Asymmetric infinite sumsets in large sets of integers

TL;DR

This paper proves that large sets of natural numbers contain complex asymmetric sumset patterns, confirming conjectures and establishing density thresholds for their occurrence with and without shifts.

Contribution

It establishes the existence of infinite asymmetric sumsets within large sets, verifying a conjecture and determining optimal density thresholds for pattern containment.

Findings

Existence of infinite asymmetric sumsets in sets with positive upper density.

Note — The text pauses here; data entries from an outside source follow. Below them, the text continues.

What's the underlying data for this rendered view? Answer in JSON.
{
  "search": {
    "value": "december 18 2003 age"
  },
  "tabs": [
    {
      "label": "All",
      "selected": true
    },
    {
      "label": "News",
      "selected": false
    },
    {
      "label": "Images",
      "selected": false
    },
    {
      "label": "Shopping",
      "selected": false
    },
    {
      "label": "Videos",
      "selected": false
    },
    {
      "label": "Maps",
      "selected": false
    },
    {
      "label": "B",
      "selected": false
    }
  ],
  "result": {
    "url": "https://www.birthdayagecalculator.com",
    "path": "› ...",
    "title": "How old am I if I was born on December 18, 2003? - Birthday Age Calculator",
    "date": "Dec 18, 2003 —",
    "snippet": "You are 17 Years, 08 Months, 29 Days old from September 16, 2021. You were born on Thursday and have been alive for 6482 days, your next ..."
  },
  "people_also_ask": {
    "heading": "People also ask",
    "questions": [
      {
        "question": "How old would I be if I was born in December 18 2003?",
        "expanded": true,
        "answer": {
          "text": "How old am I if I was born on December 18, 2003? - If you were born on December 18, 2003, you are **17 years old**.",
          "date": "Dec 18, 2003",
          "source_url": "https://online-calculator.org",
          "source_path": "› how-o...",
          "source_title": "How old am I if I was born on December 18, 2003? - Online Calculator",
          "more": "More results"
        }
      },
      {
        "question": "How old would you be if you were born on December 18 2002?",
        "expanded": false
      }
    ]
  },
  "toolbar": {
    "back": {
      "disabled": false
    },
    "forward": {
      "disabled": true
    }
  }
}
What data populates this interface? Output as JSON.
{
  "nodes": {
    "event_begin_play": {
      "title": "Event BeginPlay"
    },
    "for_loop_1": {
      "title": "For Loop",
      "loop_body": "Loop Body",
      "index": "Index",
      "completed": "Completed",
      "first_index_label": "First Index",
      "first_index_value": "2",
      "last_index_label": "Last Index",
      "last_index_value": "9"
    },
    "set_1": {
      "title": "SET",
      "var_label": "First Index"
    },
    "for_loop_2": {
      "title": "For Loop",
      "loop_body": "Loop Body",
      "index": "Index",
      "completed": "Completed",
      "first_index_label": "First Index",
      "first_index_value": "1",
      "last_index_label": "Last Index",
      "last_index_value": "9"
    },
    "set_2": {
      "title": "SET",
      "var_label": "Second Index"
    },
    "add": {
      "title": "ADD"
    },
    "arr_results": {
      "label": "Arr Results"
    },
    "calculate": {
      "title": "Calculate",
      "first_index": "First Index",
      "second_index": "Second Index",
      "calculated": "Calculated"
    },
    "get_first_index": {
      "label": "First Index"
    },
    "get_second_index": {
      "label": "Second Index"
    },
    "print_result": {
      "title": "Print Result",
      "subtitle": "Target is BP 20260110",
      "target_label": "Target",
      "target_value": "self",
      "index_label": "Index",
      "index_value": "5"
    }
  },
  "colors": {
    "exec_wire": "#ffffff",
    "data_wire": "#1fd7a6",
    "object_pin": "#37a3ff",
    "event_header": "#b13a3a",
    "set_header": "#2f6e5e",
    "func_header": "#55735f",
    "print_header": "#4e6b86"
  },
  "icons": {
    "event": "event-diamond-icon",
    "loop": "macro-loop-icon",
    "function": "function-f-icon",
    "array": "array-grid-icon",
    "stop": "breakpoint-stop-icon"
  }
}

Sets with lower density > 1/2 contain specific sumset configurations up to a shift.

Optimal density threshold of 1/2 for pattern occurrence without shifts.

Abstract

We show that for any set $A \subset \mathbb{N}$ with positive upper density and any $\ell,m \in \mathbb{N}$, there exist an infinite set $B\subset \mathbb{N}$ and some $t\in \mathbb{N}$ so that $\{mb_1 + \ell b_2 \colon b_1,b_2\in B\ \text{and}\ b_1<b_2 \}+t \subset A,$ verifying a conjecture of Kra, Moreira, Richter and Robertson. We also consider the patterns $\{mb_1 + \ell b_2 \colon b_1,b_2\in B\ \text{and}\ b_1 \leq b_2 \}$, for infinite $B\subset \mathbb{N}$ and prove that any set $A\subset \mathbb{N}$ with lower density $\underline{d}(A)>1/2$ contains such configurations up to a shift. We show that the value $1/2$ is optimal and obtain analogous results for values of upper density and when no shift is allowed.